Procedure, 1908 –It expounds the contribution of section 89 CPC to ADR jurisprudence. In the
beginning it explains the nature and ambit of section 89 CPC and highlights the reasons for
incorporating section 89 CPC in the statute book. This chapter then proceeds to outline the
procedure enshrined under section 89 CPC and also gives an insight into the role of referral
judges in ensuring that the salutary objective behind the incorporation of section 89 CPC is
accomplished.

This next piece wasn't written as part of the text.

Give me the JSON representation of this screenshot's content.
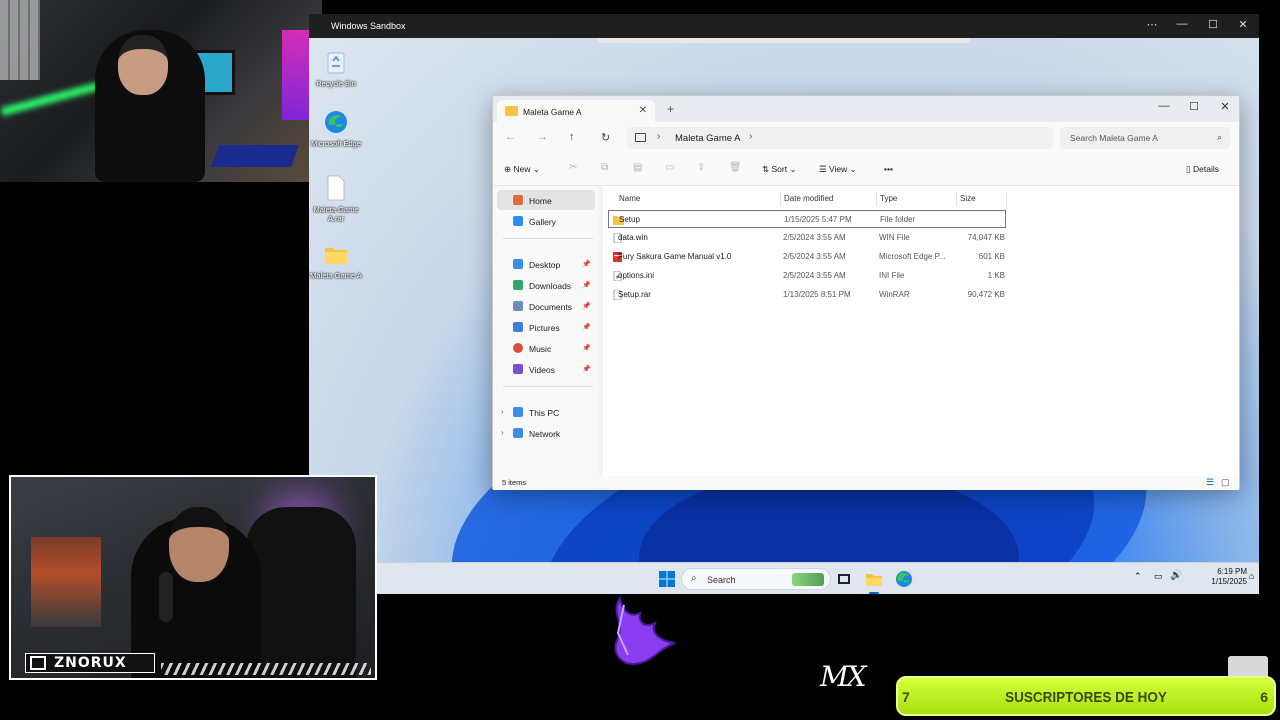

This chapter then proceeds to discuss and analyse the available ADR mechanisms
under section 89 CPC with special reference to Judicial Settlement as an ADR mechanism.

CHAPTER- 9: Conclusion & Suggestion –In the first part of this chapter an earnest attempt
has been made to assimilate the broad and generalized propositions and conclusions embodied in
all the preceding chapters with brevity and precision. The second part of the chapter
comprehensively expounds some of the plausible legislative, administrative and other allied
remedial measures for rectifying the flaws observed during the research and also contains an
exposition of a whole gamut of other suggestions for the better and effective implementation and
systematic growth of ADR in India from a pragmatic point of view.